The Appeal Court on Monday upheld two Phnom Penh Municipal Court murder sentences of 11 years and 10 years respectively.

The accused women – mother and daughter Kong Thida, 47, and Ngov Somary, 20 – were convicted of murder last year but requested that the presiding judge reduce their sentences.

Judge In Vanvibol read the verdict on Monday and said the facts showed that the two had brutally killed the victim and called the lower court’s ruling fair.

Thida told The Post outside the courtroom on Monday that the court did not seem to have considered the request.

“I will file a grievance with the Supreme Court because the Appeal Court gives me one month to file it,” she said.

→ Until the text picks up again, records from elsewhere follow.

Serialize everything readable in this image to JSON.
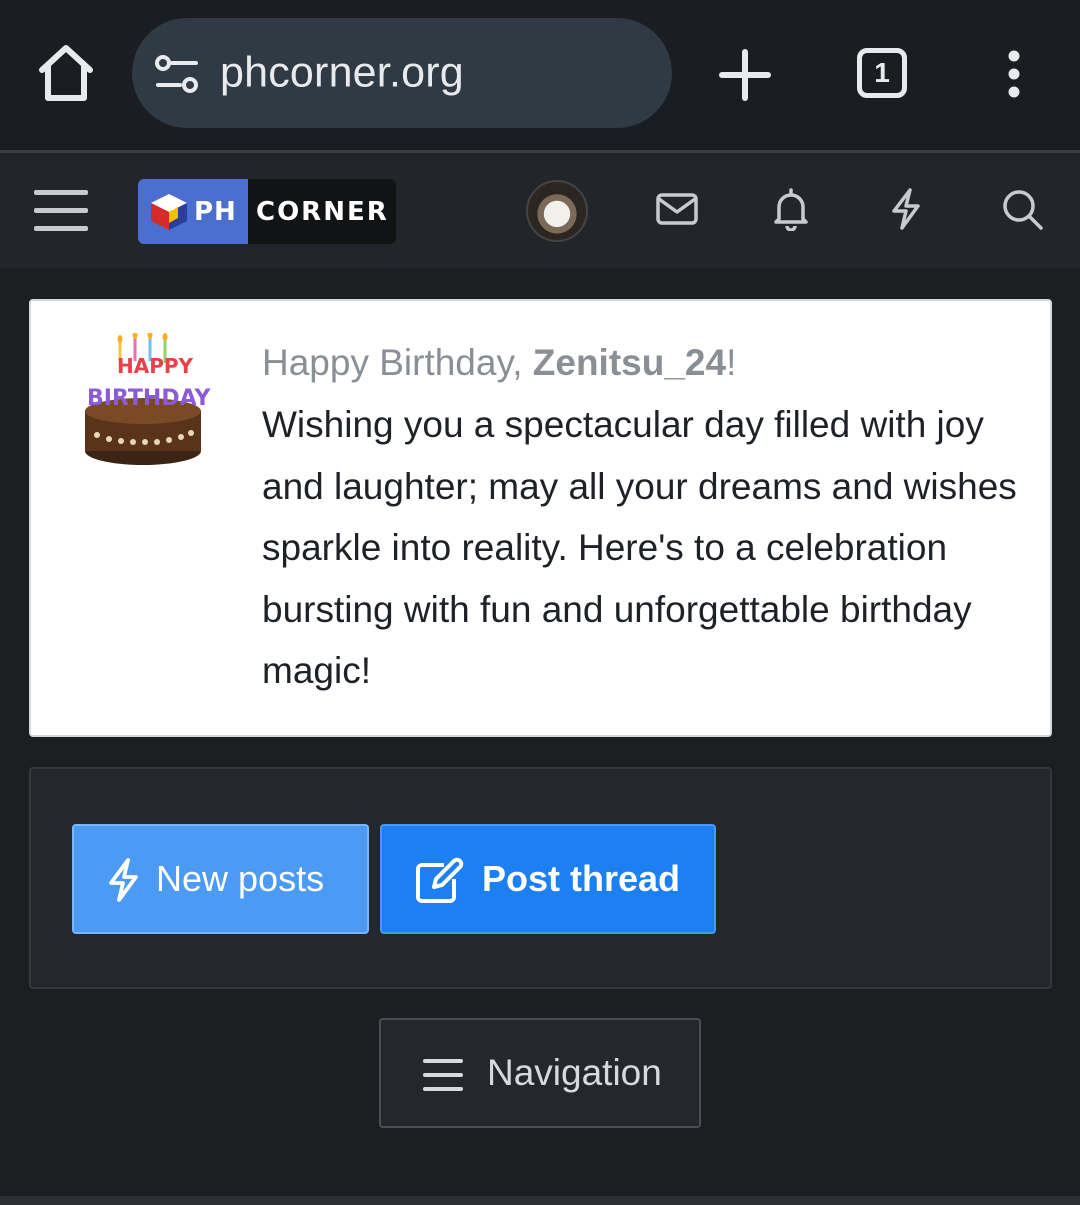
{
  "browser": {
    "url": "phcorner.org",
    "tab_count": "1"
  },
  "site": {
    "logo_left": "PH",
    "logo_right": "CORNER"
  },
  "notice": {
    "greeting_prefix": "Happy Birthday, ",
    "username": "Zenitsu_24",
    "greeting_suffix": "!",
    "message": "Wishing you a spectacular day filled with joy and laughter; may all your dreams and wishes sparkle into reality. Here's to a celebration bursting with fun and unforgettable birthday magic!",
    "cake_text_line1": "HAPPY",
    "cake_text_line2": "BIRTHDAY"
  },
  "actions": {
    "new_posts_label": "New posts",
    "post_thread_label": "Post thread"
  },
  "navigation": {
    "label": "Navigation"
  },
  "colors": {
    "accent_blue": "#1c7ff2",
    "secondary_blue": "#4b9bf5",
    "logo_blue": "#4a6fd1"
  }
}
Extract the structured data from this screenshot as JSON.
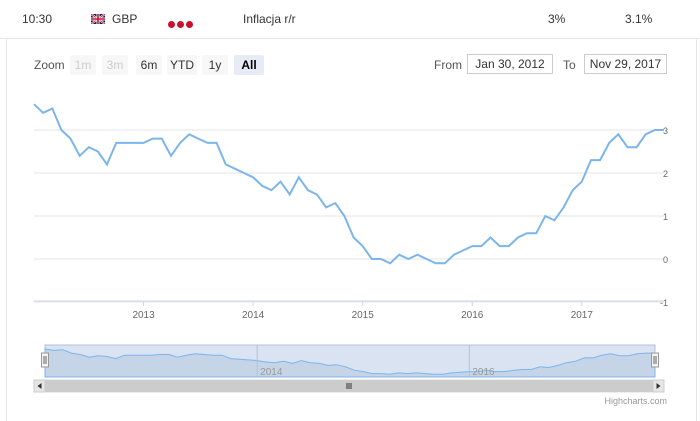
{
  "header": {
    "time": "10:30",
    "currency": "GBP",
    "event": "Inflacja r/r",
    "previous": "3%",
    "actual": "3.1%"
  },
  "range_selector": {
    "zoom_label": "Zoom",
    "buttons": [
      {
        "label": "1m",
        "state": "disabled"
      },
      {
        "label": "3m",
        "state": "disabled"
      },
      {
        "label": "6m",
        "state": "normal"
      },
      {
        "label": "YTD",
        "state": "normal"
      },
      {
        "label": "1y",
        "state": "normal"
      },
      {
        "label": "All",
        "state": "active"
      }
    ],
    "from_label": "From",
    "from_value": "Jan 30, 2012",
    "to_label": "To",
    "to_value": "Nov 29, 2017"
  },
  "navigator": {
    "labels": [
      "2014",
      "2016"
    ]
  },
  "credit": "Highcharts.com",
  "colors": {
    "line": "#7cb5ec",
    "impact": "#c8102e",
    "navigator_fill": "#d9e3f1"
  },
  "chart_data": {
    "type": "line",
    "title": "",
    "xlabel": "",
    "ylabel": "",
    "x_tick_labels": [
      "2013",
      "2014",
      "2015",
      "2016",
      "2017"
    ],
    "y_tick_labels": [
      "3",
      "2",
      "1",
      "0",
      "-1"
    ],
    "ylim": [
      -1,
      3.6
    ],
    "xlim": [
      "2012-01",
      "2017-10"
    ],
    "grid": true,
    "series": [
      {
        "x": [
          "2012-01",
          "2012-02",
          "2012-03",
          "2012-04",
          "2012-05",
          "2012-06",
          "2012-07",
          "2012-08",
          "2012-09",
          "2012-10",
          "2012-11",
          "2012-12",
          "2013-01",
          "2013-02",
          "2013-03",
          "2013-04",
          "2013-05",
          "2013-06",
          "2013-07",
          "2013-08",
          "2013-09",
          "2013-10",
          "2013-11",
          "2013-12",
          "2014-01",
          "2014-02",
          "2014-03",
          "2014-04",
          "2014-05",
          "2014-06",
          "2014-07",
          "2014-08",
          "2014-09",
          "2014-10",
          "2014-11",
          "2014-12",
          "2015-01",
          "2015-02",
          "2015-03",
          "2015-04",
          "2015-05",
          "2015-06",
          "2015-07",
          "2015-08",
          "2015-09",
          "2015-10",
          "2015-11",
          "2015-12",
          "2016-01",
          "2016-02",
          "2016-03",
          "2016-04",
          "2016-05",
          "2016-06",
          "2016-07",
          "2016-08",
          "2016-09",
          "2016-10",
          "2016-11",
          "2016-12",
          "2017-01",
          "2017-02",
          "2017-03",
          "2017-04",
          "2017-05",
          "2017-06",
          "2017-07",
          "2017-08",
          "2017-09",
          "2017-10"
        ],
        "values": [
          3.6,
          3.4,
          3.5,
          3.0,
          2.8,
          2.4,
          2.6,
          2.5,
          2.2,
          2.7,
          2.7,
          2.7,
          2.7,
          2.8,
          2.8,
          2.4,
          2.7,
          2.9,
          2.8,
          2.7,
          2.7,
          2.2,
          2.1,
          2.0,
          1.9,
          1.7,
          1.6,
          1.8,
          1.5,
          1.9,
          1.6,
          1.5,
          1.2,
          1.3,
          1.0,
          0.5,
          0.3,
          0.0,
          0.0,
          -0.1,
          0.1,
          0.0,
          0.1,
          0.0,
          -0.1,
          -0.1,
          0.1,
          0.2,
          0.3,
          0.3,
          0.5,
          0.3,
          0.3,
          0.5,
          0.6,
          0.6,
          1.0,
          0.9,
          1.2,
          1.6,
          1.8,
          2.3,
          2.3,
          2.7,
          2.9,
          2.6,
          2.6,
          2.9,
          3.0,
          3.0
        ]
      }
    ]
  }
}
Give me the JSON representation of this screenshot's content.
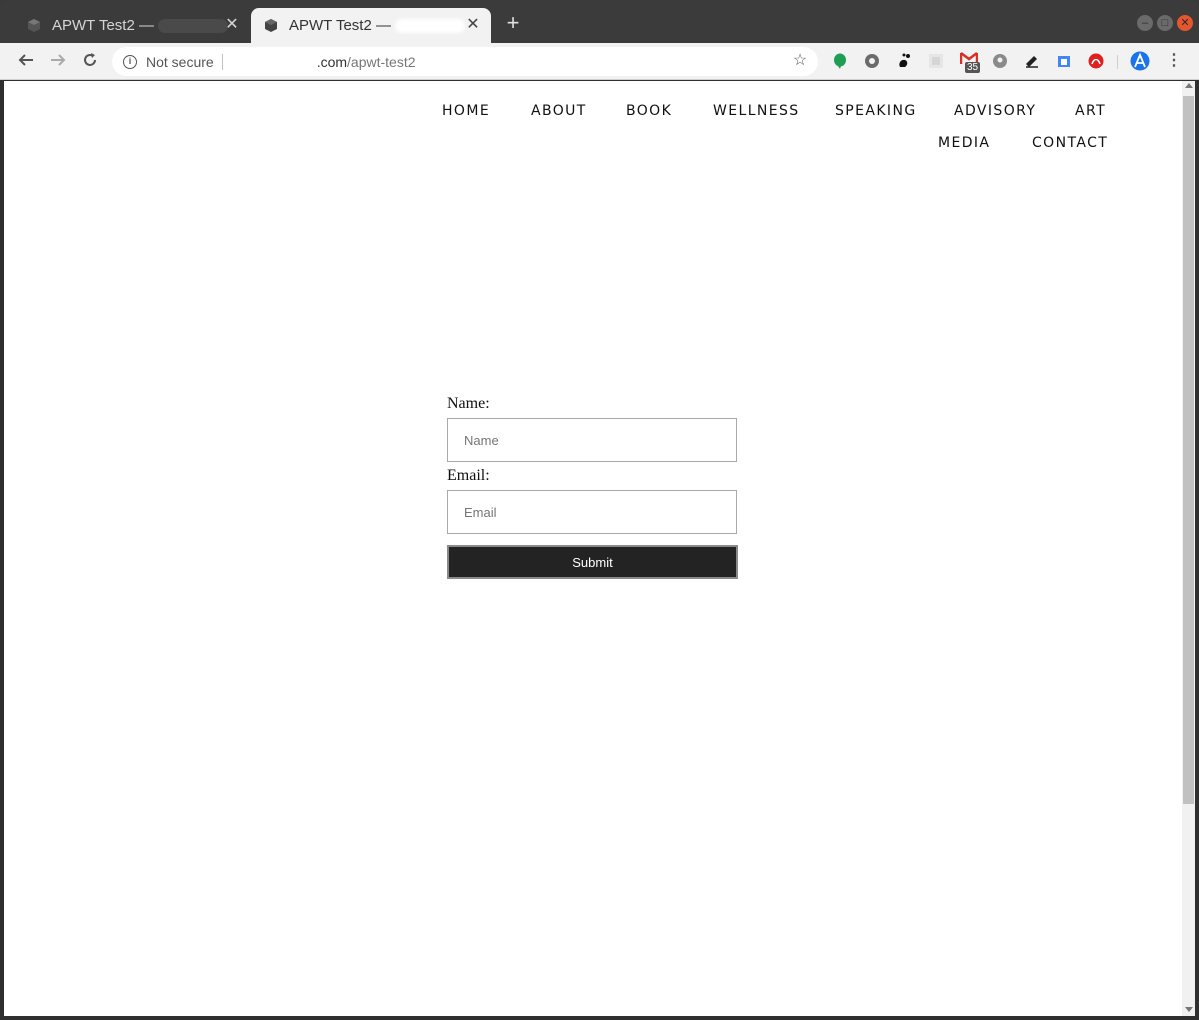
{
  "browser": {
    "tabs": [
      {
        "title": "APWT Test2 —",
        "active": false
      },
      {
        "title": "APWT Test2 —",
        "active": true
      }
    ],
    "new_tab": "+",
    "close_glyph": "✕",
    "omnibox": {
      "security_label": "Not secure",
      "url_domain": ".com",
      "url_path": "/apwt-test2"
    },
    "extensions": [
      "evernote-icon",
      "gear-ext-icon",
      "gnome-ext-icon",
      "ext-placeholder-icon",
      "gmail-icon",
      "location-ext-icon",
      "pen-ext-icon",
      "calendar-ext-icon",
      "adobe-ext-icon",
      "profile-avatar-icon"
    ],
    "gmail_badge": "35"
  },
  "site": {
    "nav": {
      "items": [
        "HOME",
        "ABOUT",
        "BOOK",
        "WELLNESS",
        "SPEAKING",
        "ADVISORY",
        "ART",
        "MEDIA",
        "CONTACT"
      ]
    },
    "form": {
      "name_label": "Name:",
      "name_placeholder": "Name",
      "email_label": "Email:",
      "email_placeholder": "Email",
      "submit_label": "Submit"
    }
  },
  "colors": {
    "submit_bg": "#232323",
    "tab_active_bg": "#f2f2f2",
    "frame_bg": "#3b3b3b",
    "close_window": "#e4572e",
    "evernote_green": "#1f9d55",
    "gmail_red": "#d93025"
  }
}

Court records showed the women killed Somary’s husband Kim Yort, 29, on May 24, last year. The incident started with an argument over a marriage registration and Yort’s refusal to give his wife 10,000 riel ($2.50).

The victim and his wife fought and he strangled her. That was when the mother slashed his neck with a knife. The mother and daughter then tied him up with wires and tape before the wife stabbed him two more times in the chest.

They then went to the Teuk Thla commune police station to confess.

Last December, the Phnom Penh Municipal Court sentenced them on charges of manslaughter under Article 199 of the Criminal Code and ordered them to pay the victim’s family 200 million riel.